The Tidal Scandal

Posted by Bo Vibe Category: Music industry

– The Problem With Streaming Services & How Blockchain Technology Can Solve It

Tidal and blockchain digital music distribution


News just broke that streaming service Tidal may have, according to Norwegian finance paper Dagens Næringsliv (DN), inflated streaming numbers for Jay-Z, Beyoncé and Kanye West thus amassing a substantial revenue for the artists and their companies (Sony and Universal).

The data that the newspaper has spent a year collecting is fairly compelling, it seems that Tidal have used real user accounts to clock up false plays, with some users having “listened” to Beyoncé’s “Lemonade” 180 times in 24 hours. Experts at The Norwegian University of Science and Technology’s  Center for Cyber and Information Security examined the data provided by DN and have concluded that massive manipulation took place.

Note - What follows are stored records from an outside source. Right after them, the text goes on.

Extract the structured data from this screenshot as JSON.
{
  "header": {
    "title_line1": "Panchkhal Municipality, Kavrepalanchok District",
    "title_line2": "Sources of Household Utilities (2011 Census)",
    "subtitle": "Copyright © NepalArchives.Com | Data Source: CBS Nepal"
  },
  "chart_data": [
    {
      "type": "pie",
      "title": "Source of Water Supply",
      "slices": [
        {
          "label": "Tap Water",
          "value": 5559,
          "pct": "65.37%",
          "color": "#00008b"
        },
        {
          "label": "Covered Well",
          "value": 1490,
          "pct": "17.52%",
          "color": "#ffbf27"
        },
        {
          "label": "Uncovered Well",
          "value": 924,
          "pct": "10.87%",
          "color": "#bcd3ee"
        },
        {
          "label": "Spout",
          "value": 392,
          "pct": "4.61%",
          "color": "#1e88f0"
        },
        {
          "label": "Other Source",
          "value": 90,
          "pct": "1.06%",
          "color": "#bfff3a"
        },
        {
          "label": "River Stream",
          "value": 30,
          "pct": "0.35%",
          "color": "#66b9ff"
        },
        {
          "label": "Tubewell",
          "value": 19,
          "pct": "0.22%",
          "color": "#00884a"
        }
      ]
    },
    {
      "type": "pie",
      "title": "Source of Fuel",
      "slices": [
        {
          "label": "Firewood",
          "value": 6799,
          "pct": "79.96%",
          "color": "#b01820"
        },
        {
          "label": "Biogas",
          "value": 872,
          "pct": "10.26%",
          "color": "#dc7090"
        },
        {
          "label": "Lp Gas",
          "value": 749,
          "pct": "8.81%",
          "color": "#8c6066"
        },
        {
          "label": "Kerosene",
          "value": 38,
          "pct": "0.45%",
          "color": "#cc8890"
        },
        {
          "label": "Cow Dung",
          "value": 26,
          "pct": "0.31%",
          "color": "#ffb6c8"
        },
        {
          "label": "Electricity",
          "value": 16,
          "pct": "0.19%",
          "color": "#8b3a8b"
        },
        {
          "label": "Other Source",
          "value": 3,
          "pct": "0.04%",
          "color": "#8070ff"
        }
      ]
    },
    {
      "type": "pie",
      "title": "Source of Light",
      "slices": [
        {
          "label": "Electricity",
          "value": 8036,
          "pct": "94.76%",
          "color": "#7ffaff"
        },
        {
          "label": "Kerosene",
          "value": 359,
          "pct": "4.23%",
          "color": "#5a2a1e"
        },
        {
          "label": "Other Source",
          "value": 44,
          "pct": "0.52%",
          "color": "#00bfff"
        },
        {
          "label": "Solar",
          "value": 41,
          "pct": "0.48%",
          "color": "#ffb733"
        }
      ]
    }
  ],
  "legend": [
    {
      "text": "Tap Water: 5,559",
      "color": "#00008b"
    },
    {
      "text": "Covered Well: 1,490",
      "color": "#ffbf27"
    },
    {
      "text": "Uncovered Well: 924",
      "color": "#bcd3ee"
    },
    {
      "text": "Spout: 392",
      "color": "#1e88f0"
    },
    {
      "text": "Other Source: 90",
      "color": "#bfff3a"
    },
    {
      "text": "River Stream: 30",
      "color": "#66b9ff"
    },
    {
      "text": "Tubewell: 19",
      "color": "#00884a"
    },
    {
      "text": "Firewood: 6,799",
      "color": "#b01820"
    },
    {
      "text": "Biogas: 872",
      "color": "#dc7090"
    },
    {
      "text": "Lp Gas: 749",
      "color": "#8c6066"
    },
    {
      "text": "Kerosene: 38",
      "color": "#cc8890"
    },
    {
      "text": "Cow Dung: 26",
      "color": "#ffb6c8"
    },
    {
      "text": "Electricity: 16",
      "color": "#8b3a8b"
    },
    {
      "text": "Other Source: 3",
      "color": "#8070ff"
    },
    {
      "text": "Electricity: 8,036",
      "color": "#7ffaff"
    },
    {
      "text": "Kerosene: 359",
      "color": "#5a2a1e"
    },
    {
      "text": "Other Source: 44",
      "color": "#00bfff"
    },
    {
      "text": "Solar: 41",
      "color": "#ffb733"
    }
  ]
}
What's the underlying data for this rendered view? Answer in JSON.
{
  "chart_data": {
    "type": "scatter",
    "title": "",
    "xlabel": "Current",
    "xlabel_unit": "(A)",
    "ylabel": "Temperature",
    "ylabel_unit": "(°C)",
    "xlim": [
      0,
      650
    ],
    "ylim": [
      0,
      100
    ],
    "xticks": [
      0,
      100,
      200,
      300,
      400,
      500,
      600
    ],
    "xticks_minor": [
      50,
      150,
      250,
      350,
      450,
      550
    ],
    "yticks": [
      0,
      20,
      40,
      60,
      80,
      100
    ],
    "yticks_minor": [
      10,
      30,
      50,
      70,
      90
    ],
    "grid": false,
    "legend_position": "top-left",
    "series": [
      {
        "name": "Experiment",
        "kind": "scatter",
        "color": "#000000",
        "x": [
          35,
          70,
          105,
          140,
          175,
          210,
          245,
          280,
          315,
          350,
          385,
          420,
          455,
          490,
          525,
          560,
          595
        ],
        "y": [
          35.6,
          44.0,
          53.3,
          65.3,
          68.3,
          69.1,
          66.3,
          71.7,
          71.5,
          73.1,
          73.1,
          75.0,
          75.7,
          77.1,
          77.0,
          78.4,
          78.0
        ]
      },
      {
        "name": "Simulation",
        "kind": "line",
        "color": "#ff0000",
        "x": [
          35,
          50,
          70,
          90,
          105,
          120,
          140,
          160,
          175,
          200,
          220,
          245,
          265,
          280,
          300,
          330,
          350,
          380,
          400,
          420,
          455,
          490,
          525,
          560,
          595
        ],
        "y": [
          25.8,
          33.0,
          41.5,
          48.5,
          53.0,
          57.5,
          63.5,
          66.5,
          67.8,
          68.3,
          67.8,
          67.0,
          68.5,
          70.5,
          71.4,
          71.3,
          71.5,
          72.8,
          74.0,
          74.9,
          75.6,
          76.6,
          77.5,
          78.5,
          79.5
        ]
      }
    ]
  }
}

Tidal’s lawyer claims that DN “falsified the underlying data.” Sometimes a lawyer’s denial just make you look more suspicious  – just ask Rudy Giuliani. “Fake news” is not a great defence strategy in this case.

What is pretty obvious is that this spells serious trouble for Tidal, and it is also a shining example of the problem with companies that “own the system”: Rigging the system when you own it is too tempting. This is why the current model of digital distribution needs to be changed. Few, if any musicians, will argue that the current business model works for them.

A New Model

So, the challenge is creating a digital music distribution system that is 1. Transparent, 2. With accurate rights id’ing and distribution and 3. Has a fair profit share model. I will argue that a blockchain based model can do all three.

What is a Blockchain?

The technology was originally invented for Bitcoin, the digital currency. It is a digital ledger of economic transactions. The ingenious part is that each transaction is stored in a decentralized network (of computers). This means that a chain cannot be controlled by a single entity and it has no single point of failure. The only way to “break in to”, or manipulate a transaction is to have the data power to take over the whole network. That’s probably even beyond Putin’s cyber army! But, wait a minute, you say, what does this have to do with music distribution?

Digital Music Distribution and Blockchain Technology

Let’s see how a blockchain based distribution model solves our three challenges;

  1. Transparency
  2. Rights Management
  3. Profit sharing
  1. The “not controlled by a single entity” is key here. The manipulation that Tidal is accused of would probably not be possible if all online streaming activity was tracked in blockchains. To accurately report and count streams, the model would need to be open and decentralized, thus preventing service providers the chance to do numbers manipulation.
  2. Ever wondered why Spotify and its like don’t do a better job at displaying songwriting data? I’d argue it is because they don’t have a good handle on this in their current system. In fact, Spotify acquired the blockchain company Mediachain Labs, in 2017, with the stated purpose of improving this. With shared data in a decentralised systems it would be much easier to identify rights owners and have a proper licensing management. The ledger ( for each track) could contain a “rights management key” – a code that includes data on the rights owners as well as  the percentage division between these.
  3. Today, artists are basically at the mercy of streaming services when negotiating streaming fees. Only the multi-million selling artists have any leverage to use. With a blockchain platform the profit margins can increase substantially as it will be cutting out the middle men that are needed to work on artists’ right management, payments etc. It is also likely that the music industry would be very welcoming of additional players in the field to wrestle away some control from the tech-giants that dominate.

When I researched Napster and the MP3 revolution, maybe the biggest lessons was how the music industry completely dropped the ball on digital music distribution. By sticking their collective heads in the sand (by opting to litigate in stead of innovate) when Napster blew open the doors, they gave away the innovation initiative to outside actors. Supporting blockchain initiatives in the field of music distribution won’t change that fact, but it could be a first step to creating a more transparent, efficient and profitable digital music distribution model.

Over at Mycelia they are working on a possible solution called Creative Passports. Hopefully, this is an initiative that the industry can get behind, as a connective hub for music services could bring the industry to its next evolutionary level.